EU solution to rail freight noise crucial, warns Commissioner
A co-ordinated European solution to tackle rail freight noise is the only way to prevent unilateral policies threatening the internal railways and interoperability, the EU’s Transport Commissioner Violeta Bulc has warned. She told the Symposium on Competition & Regulation in Rail that by failing to work together, member states would force a situation that nobody wanted.
Hosted by German national rail carrier Deutsche Bahn in Berlin, the 10th annual Symposium brought together stakeholders from science, politics and economics to debate the regulatory framework in the rail sector and other network industries.
It is designed to focus on issues which perhaps do not get the attention they deserve in the wider field, and Ms Bulc was one of a series of high profile speakers who also included Michael Odenwald, from the German Federal Ministry of Transport and Digital Infrastructure, and Dr Rüdiger Grube, (now formerly) of Deutsche Bahn, who also represented the Community of European Railway and Infrastructure Companies.
Tackling the issue of rail freight head-on, Ms Bulc said: “This is surely the most sensitive environment problem the sector faces and, I recognise, a serious nuisance for citizens living close to railway lines. I also know what a big issue this has become here in Germany.”
Work had already begun – specifically the revision of the TSI rolling stock noise reduction policy – to address it, she said, and the European Commission aimed to finalise the revision process in the first half of 2018. Ms Bulc urged delegates to work constructively on an EU-wide solution which had to be efficient, cost effective, fair and one with which all member states could align their national plans.
“And if we don’t? Then we run the risk that member states will introduce national, unilateral measures. Such types of measures would put the internal railway market and rail interoperability at risk. They would force the Commission to take action – let us not go there,” she added.
Turning to the equally critical issue of the European Rail Freight Corridors, Ms Bulc stressed to delegates that the EC knew of its responsibility of working with stakeholders to improve overall conditions for rail freight across the continent: “In a nutshell, this is about enhancing cross-border rail freight through intensive co-operation between all the relevant stakeholders,” she said. “In practice, cooperation means better coordination – of infrastructure capacity, of investments, of traffic management and of maintenance works.”

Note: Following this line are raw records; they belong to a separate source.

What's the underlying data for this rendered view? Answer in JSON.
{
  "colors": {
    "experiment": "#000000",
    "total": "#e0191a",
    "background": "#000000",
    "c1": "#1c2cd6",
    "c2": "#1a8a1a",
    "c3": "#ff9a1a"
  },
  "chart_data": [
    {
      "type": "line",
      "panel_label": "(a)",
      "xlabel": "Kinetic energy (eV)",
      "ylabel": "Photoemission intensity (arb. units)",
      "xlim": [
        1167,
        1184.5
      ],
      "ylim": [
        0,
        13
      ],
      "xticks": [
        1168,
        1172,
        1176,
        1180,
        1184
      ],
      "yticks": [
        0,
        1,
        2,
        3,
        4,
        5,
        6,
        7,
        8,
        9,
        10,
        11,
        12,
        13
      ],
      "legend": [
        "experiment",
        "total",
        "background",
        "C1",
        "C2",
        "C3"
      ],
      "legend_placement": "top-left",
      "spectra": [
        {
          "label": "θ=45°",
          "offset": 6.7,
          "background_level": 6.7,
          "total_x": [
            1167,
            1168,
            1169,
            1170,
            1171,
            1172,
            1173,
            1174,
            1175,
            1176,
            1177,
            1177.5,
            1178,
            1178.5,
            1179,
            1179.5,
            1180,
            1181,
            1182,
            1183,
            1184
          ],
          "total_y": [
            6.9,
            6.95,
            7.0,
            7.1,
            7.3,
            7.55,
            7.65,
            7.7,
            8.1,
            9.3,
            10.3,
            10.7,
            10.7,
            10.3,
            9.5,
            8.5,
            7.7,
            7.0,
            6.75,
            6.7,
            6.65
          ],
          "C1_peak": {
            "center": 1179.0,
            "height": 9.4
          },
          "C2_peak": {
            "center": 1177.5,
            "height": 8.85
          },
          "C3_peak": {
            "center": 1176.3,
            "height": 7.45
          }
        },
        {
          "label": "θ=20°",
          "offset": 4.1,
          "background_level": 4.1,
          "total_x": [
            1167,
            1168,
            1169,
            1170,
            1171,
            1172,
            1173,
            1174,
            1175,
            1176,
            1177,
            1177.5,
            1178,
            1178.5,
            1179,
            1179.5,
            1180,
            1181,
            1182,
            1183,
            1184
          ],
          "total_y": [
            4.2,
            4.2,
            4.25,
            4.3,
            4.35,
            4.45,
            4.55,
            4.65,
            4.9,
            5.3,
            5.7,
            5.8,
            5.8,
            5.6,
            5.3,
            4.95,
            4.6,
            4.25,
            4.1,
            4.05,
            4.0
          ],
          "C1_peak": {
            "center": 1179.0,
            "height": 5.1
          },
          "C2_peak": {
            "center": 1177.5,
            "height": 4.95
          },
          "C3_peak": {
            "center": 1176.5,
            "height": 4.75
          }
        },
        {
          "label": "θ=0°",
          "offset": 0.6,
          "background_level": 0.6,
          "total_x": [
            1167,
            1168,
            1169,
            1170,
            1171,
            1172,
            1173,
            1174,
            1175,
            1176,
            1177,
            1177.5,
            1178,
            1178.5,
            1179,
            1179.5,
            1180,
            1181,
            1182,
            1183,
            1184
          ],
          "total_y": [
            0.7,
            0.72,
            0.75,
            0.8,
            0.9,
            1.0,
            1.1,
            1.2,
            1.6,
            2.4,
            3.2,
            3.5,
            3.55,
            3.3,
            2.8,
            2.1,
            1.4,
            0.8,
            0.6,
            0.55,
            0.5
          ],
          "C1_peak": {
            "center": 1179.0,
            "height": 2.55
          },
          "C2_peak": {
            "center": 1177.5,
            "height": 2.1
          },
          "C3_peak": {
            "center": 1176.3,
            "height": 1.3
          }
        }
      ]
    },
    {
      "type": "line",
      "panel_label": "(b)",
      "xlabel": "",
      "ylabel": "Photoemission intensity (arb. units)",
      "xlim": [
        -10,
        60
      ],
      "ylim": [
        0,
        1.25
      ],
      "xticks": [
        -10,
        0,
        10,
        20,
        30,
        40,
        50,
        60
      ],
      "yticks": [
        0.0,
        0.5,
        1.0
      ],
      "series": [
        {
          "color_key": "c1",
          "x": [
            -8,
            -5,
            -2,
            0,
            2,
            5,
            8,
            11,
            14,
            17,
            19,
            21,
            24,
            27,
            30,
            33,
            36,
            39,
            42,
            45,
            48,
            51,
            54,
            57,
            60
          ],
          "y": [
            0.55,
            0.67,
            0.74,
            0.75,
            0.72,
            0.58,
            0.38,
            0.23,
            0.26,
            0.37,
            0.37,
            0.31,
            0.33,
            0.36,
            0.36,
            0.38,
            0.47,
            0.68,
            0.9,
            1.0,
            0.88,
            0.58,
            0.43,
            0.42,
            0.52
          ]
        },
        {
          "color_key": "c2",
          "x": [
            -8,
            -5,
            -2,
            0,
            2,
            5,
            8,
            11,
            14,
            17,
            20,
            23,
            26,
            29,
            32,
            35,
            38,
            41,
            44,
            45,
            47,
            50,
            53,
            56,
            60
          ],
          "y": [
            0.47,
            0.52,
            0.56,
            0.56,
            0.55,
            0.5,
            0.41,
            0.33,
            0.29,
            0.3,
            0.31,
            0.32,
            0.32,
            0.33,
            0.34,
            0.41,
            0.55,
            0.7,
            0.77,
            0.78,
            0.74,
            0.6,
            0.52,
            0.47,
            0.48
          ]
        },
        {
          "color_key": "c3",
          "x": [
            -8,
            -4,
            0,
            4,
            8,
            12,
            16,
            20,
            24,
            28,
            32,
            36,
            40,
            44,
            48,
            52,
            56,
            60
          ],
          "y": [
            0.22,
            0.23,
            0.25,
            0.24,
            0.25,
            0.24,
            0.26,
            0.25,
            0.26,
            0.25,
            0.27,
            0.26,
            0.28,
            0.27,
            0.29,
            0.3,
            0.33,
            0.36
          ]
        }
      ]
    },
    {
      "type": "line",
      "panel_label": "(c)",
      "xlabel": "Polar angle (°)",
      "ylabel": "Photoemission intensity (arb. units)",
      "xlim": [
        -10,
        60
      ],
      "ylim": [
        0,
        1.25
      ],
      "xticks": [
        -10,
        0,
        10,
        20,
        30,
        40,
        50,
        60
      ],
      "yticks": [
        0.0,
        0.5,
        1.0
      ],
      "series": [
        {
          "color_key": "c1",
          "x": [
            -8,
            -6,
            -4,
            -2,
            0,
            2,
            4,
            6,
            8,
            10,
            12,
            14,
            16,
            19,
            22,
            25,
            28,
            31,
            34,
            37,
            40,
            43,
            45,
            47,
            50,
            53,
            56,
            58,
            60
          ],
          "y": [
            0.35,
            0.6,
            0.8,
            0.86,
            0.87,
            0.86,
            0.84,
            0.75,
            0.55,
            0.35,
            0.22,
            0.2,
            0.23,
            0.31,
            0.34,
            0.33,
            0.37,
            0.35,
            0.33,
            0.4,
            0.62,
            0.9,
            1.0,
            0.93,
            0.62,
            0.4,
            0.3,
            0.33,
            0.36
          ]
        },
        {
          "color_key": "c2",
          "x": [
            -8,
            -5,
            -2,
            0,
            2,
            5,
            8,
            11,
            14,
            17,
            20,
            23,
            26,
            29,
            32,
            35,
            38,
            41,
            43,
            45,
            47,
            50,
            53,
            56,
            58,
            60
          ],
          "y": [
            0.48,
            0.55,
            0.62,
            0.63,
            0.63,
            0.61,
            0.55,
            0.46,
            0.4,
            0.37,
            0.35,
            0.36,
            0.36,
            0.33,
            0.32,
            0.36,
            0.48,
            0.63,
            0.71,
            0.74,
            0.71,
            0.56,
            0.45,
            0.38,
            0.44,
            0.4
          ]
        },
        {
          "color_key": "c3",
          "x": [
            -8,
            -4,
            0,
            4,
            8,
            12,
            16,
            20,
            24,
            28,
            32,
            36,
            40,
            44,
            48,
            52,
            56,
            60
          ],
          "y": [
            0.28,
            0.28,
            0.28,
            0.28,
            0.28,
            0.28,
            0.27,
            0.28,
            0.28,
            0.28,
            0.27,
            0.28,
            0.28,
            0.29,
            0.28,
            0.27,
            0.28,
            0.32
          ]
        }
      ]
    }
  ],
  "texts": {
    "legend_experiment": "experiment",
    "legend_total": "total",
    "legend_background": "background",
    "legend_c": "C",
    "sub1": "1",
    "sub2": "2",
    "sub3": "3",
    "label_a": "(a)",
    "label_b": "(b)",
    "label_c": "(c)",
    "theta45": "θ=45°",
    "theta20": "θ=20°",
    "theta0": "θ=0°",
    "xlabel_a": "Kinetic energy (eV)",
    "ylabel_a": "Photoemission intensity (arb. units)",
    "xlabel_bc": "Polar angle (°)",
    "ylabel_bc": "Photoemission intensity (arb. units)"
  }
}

She also referred to the recent Rail Freight Day event in Vienna, which showed how much ‘we can and do’ to make rail freight corridors deliver.
This would be done by solving problems whether they are operational, legal or political; by consulting the sector, including end-customers like shippers and forwarders, to see what works and what doesn’t; and by bringing forward tough options for investments.
“On this aspect, I do hope that the sector will maintain the momentum of the Rotterdam Declaration, and deliver those necessary improvements without waiting for legislative changes,” said Ms Bulc. “I know that legal stability is important for the sector and we want to legislate only if there is no simpler alternative way to achieve our objectives.”
The Düsseldorf Institute for Competition Economics and the ESMT European School of Management and Technology were co-organisers of the Symposium.